The company had released its results for the January-March quarter of FY25 in the post market hours of May 6. Notably, the fintech firm is now close to break even as its Rs 540-crore loss included a one-time cost of Rs 522 crore during the quarter under review. Without the exceptional cost, Paytm's net loss stood at Rs 18 crore.
The Noida-based company's one-time cost was in relation to the 21 million Employee Stock Options (ESOPs) which were granted to the Managing Director and CEO Vijay Shekhar Sharma.
The firm's revenue from operations however tumbled 16 percent year-over-year to Rs 1,912 crore. It also reported EBITDA positive with a surplus of Rs 81 crore during Q4.

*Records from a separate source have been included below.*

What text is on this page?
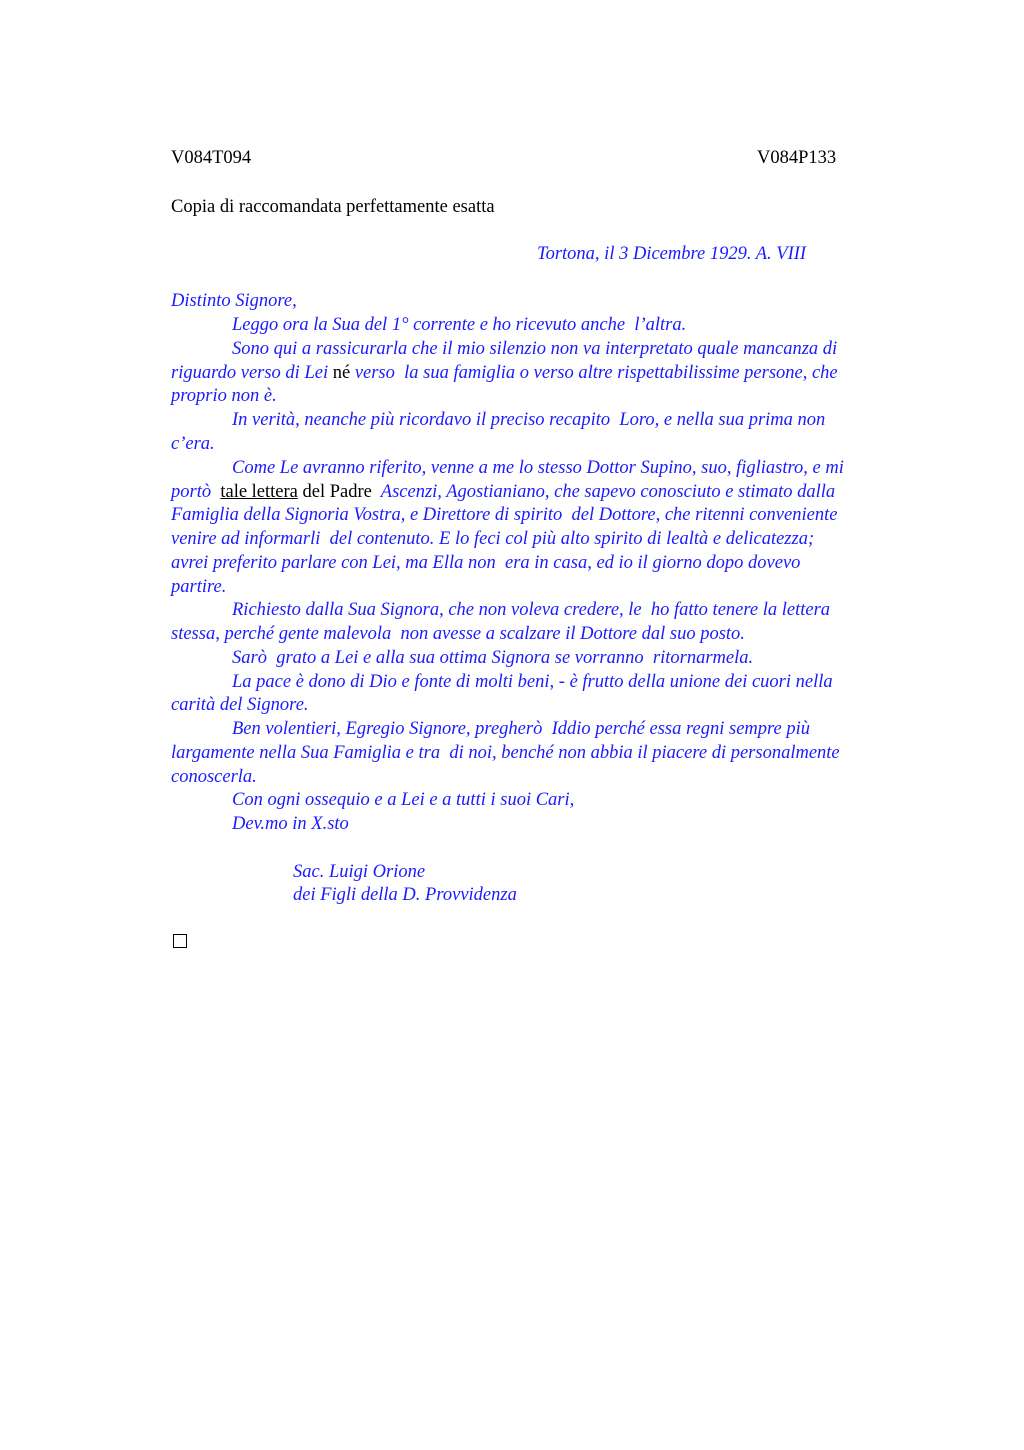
V084T094	V084P133

Copia di raccomandata perfettamente esatta

Tortona, il 3 Dicembre 1929. A. VIII

Distinto Signore,

Leggo ora la Sua del 1° corrente e ho ricevuto anche  l’altra.

Sono qui a rassicurarla che il mio silenzio non va interpretato quale mancanza di

riguardo verso di Lei né verso  la sua famiglia o verso altre rispettabilissime persone, che

proprio non è.

In verità, neanche più ricordavo il preciso recapito  Loro, e nella sua prima non

c’era.

Come Le avranno riferito, venne a me lo stesso Dottor Supino, suo, figliastro, e mi

portò  tale lettera del Padre  Ascenzi, Agostianiano, che sapevo conosciuto e stimato dalla

Famiglia della Signoria Vostra, e Direttore di spirito  del Dottore, che ritenni conveniente

venire ad informarli  del contenuto. E lo feci col più alto spirito di lealtà e delicatezza;

avrei preferito parlare con Lei, ma Ella non  era in casa, ed io il giorno dopo dovevo

partire.

Richiesto dalla Sua Signora, che non voleva credere, le  ho fatto tenere la lettera

stessa, perché gente malevola  non avesse a scalzare il Dottore dal suo posto.

Sarò  grato a Lei e alla sua ottima Signora se vorranno  ritornarmela.

La pace è dono di Dio e fonte di molti beni, - è frutto della unione dei cuori nella

carità del Signore.

Ben volentieri, Egregio Signore, pregherò  Iddio perché essa regni sempre più

largamente nella Sua Famiglia e tra  di noi, benché non abbia il piacere di personalmente

conoscerla.

Con ogni ossequio e a Lei e a tutti i suoi Cari,

Dev.mo in X.sto

Sac. Luigi Orione

dei Figli della D. Provvidenza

"In Q4FY2025, we achieved operating revenue of Rs 1,911 crore, with an increase in revenues from the distribution of financial services and Rs 70 crore of UPI incentive for FY2025. Excluding the UPI incentive, revenue increased 1% QoQ, despite the festive season surge in payments volume in the previous quarter," Paytm said in a stock exchange filing.

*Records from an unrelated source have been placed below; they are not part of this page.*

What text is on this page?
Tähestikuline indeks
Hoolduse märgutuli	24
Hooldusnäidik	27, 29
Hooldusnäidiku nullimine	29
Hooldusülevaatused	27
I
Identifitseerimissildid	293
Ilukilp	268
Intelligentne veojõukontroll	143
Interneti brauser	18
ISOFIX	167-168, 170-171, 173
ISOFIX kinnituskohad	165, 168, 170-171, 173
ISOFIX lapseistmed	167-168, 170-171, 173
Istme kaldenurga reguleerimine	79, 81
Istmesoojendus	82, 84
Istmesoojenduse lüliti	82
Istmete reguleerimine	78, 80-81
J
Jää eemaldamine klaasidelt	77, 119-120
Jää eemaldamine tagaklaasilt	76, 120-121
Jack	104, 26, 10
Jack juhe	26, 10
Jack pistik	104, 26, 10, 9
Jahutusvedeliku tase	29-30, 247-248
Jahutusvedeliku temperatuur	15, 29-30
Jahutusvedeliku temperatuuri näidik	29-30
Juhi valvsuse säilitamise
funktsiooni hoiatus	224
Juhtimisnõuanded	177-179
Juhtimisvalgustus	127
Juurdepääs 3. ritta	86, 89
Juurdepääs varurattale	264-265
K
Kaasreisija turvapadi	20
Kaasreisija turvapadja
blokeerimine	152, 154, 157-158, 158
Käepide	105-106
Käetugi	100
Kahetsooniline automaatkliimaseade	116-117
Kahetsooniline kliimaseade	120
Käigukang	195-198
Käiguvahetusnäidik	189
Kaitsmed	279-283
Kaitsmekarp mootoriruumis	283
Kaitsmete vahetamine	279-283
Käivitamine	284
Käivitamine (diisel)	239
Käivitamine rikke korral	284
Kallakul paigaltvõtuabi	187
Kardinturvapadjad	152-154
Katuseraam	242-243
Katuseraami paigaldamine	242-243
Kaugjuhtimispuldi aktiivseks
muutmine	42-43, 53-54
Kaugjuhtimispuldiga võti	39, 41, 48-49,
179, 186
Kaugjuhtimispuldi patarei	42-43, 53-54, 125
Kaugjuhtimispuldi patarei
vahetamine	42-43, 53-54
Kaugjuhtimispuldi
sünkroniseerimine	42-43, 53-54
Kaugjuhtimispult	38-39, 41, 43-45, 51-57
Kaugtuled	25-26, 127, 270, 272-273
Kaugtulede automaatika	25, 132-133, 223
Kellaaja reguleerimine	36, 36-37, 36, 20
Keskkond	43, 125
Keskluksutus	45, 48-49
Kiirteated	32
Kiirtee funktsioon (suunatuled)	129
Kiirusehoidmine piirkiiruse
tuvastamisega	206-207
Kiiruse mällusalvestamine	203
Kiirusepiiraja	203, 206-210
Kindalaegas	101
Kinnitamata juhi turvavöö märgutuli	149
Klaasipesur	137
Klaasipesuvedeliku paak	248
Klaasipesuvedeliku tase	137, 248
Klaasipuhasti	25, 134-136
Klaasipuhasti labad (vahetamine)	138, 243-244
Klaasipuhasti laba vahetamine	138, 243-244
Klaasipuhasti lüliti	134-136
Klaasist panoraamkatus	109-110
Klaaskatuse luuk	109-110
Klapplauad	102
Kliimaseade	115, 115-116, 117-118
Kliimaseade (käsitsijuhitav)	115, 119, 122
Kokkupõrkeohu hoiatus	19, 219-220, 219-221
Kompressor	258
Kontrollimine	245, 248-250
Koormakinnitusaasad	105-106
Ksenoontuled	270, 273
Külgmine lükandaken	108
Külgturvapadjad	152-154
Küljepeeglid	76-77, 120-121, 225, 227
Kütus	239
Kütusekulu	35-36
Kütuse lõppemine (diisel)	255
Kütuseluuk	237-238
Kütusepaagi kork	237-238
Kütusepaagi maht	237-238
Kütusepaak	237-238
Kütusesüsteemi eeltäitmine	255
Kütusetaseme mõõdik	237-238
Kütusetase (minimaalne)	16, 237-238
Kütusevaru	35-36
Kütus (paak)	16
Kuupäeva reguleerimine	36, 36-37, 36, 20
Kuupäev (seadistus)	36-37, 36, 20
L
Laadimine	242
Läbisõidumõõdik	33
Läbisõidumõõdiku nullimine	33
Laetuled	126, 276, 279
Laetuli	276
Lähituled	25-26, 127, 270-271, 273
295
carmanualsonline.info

Motilal Oswal reiterates 'Neutral' rating
After Paytm's Q4 results were released, Motilal Oswal reiterated its 'neutral' rating on the stock with a target price of Rs 870 apiece. "Paytm reported a year of recovery in business metrics during FY25. Disbursement recovery is well on track, led by healthy disbursements in merchant loans. GMV also demonstrated steady state recovery. Most business metrics continue to improve as recovery progresses. We expect a steady business recovery, leading to a 29% revenue CAGR over FY25-27," the domestic brokerage said. "We maintain our contribution profit estimates and project PAYTM to turn EBITDA positive by FY27," it added.